L’expression « Le cri de l’ambulance » reflète la douleur de Jeff qui se sent coupable de la chute de Bubby.

Bubby dit qu’il n’a pas fait exprès de tomber parce que Jeff lui a reproché de lui gâcher la vie et qu’il regrette de gâcher la fête de Pâques. Il ne pense pas à sa propre souffrance mais aux ennuis qu’il cause à sa famille.

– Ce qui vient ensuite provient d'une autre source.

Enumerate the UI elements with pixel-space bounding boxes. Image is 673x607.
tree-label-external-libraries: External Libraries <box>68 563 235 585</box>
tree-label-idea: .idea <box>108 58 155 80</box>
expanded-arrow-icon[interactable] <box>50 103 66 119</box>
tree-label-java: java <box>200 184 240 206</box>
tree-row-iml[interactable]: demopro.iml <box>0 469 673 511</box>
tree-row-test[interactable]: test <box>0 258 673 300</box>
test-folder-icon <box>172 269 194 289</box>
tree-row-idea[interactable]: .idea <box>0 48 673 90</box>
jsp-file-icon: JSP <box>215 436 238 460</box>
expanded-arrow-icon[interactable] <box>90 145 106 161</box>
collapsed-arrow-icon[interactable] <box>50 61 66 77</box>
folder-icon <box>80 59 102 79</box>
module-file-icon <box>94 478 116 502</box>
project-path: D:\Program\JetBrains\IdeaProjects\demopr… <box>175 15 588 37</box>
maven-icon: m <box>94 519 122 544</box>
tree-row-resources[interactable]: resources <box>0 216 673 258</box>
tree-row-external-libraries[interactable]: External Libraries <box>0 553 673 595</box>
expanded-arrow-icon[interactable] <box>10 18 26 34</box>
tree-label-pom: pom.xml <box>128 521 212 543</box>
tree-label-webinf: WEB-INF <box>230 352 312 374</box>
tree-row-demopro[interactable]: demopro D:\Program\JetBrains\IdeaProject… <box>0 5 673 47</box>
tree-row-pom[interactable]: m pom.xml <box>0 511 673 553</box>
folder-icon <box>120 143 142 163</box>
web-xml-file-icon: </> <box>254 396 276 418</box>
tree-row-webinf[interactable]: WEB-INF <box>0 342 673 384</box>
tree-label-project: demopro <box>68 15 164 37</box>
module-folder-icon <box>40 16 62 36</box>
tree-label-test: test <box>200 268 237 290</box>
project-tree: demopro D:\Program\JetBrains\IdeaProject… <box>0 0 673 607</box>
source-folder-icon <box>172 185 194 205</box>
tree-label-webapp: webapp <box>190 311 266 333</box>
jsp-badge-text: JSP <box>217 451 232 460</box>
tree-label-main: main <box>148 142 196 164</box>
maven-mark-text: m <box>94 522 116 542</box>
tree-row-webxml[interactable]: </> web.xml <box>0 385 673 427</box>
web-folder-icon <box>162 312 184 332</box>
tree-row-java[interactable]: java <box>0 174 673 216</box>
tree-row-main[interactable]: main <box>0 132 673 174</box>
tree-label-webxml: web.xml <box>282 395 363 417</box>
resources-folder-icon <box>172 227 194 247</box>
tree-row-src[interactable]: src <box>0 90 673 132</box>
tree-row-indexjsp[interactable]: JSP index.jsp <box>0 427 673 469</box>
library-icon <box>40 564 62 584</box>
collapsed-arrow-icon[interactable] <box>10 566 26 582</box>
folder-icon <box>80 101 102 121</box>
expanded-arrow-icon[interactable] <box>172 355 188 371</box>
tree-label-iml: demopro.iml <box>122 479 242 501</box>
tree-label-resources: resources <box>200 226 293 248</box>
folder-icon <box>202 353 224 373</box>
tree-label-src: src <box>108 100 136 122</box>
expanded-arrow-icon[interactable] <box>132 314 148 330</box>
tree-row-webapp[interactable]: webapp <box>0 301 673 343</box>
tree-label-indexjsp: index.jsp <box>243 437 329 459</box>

Il incarne les valeurs chrétiennes.

Les petites voisines pensent que Bubby est allé en enfer parce que sa famille est protestante et que les catholiques pensent que les protestants ne sont pas de vrais chrétiens (l’inverse est aussi vrai).

Lorsque Jeff met le sac de bonbons dans la main du petit frère dans la rue, il fait amande honorable par rapport au manque d’attention et d’amour qu’il a eu envers son propre petit frère, Bubby.

Après la mort de Bubby, Jeff comprend enfin que la seule chose qui compte dans ce monde c’est l’amour que l’on donne aux autres.